A first assignment (2-page essay) on a suggested topic. (20%)
A second assignment (2-page research report) a list and commentary on Internet and library resources for a topic of the student’s choice. (10%)
A formal written prospectus (100 words) proposing topic, selection of works, and methodology for the video project. The prospectus will be peer-reviewed. (5%)
A third video assignment on the topic proposed in the prospectus that has been approved by the instructor and/or TA. (30%)
A “Book of Dream Analyses,” which will consist of 100-word entries prepared in advance of each meeting of the class. The book will contain the student’s impression of the materials assigned for the day and assist students in developing the analytic techniques that are required for the more formal assignments. The book will be collected in two halves. (7% + 8%)
An oral report (5 minutes per student) prepared along with a classmate on a topic which is approved by the TA and related to the content assigned for that week. The report will be peer-reviewed and evaluated by the TA. (10%)
All assignments must be uploaded into Canvas prior to the class meeting. The final grade for the course will be cumulative and based upon the percentages indicated. There will be no midterm or final examination.
In order to pass the course all assignments must be completed. Failure to complete any one of the assignments will constitute failing the course overall. All special circumstances must be discussed with the instructor/ TA in advance of the due date or the absence will be considered unexcused.

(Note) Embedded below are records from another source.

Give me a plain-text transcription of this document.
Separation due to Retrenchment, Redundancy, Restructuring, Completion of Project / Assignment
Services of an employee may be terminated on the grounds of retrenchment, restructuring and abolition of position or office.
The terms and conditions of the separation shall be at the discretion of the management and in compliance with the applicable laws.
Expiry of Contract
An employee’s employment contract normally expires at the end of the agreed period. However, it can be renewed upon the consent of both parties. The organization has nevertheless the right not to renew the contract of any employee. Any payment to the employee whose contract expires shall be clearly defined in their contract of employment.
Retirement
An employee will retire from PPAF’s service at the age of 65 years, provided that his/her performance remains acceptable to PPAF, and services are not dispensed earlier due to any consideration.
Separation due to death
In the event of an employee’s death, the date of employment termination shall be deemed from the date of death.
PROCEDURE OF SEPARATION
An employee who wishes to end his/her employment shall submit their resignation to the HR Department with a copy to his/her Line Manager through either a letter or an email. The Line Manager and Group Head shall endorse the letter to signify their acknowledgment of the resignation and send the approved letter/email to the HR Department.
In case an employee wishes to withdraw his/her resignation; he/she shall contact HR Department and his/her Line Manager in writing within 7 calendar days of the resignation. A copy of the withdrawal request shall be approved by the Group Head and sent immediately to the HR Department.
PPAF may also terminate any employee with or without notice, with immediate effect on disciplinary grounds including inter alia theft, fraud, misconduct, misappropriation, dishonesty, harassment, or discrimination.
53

Any assignment submitted late will be held to a higher standard because the student has had the unfair advantage over the rest of the class of more time to prepare. It will be marked more severely as a result. Late assignments will only be accepted until the class meeting before the next assignment is due. For example, if the next assignment is due at the start of lecture on Monday, all late assignments must be received by the section meeting on the previous Friday. All work submitted for the course must be the student’s own and all outside sources must be noted appropriately in bibliographies and footnotes. The written assignments should be written in correct English, typed in a standard compact 12-point font (like Times), and double-spaced with appropriate one-inch margins. No assignments will be accepted after 5 PM on the last class day of the semester.
Documented Disability Statement: The University of Texas at Austin provides upon request appropriate academic accommodations for qualified students with disabilities. For more information, contact Services for Students with Disabilities at 471-6259 (voice) or 232-2937 (video phone), or visit http://www.utexas.edu/diversity/ddce/ssd
There are numerous resources available on campus to assist and support students. A list of those resources and links may be found here.
Honor Code:The core values of The University of Texas at Austin are learning, discovery, freedom, leadership, individual opportunity, and responsibility. Each member of the university is expected to uphold these values through integrity, honesty, trust, fairness, and respect toward peers and community.
Academic Integrity: Any work submitted by a student in this course for academic credit will be the student’s own work. For additional information on Academic Integrity, see http://deanofstudents.utexas.edu/sjs/acadint.php
Religious Holy Days: By UT Austin policy, you must notify me of a pending absence at least fourteen days prior to the date of observance of a religious holy day. If you must miss a class, a work assignment, or a project in order to observe a religious holy day, I will give you an opportunity to complete the missed work within a reasonable time after the absence.
This course also carries a Global Cultures Flag.
The Global Cultures requirement increases your familiarity with cultural groups outside the United States by exploring the practices, beliefs, and histories of at least one non-U.S. cultural group, past or present and by reflecting on your own experiences within a global context.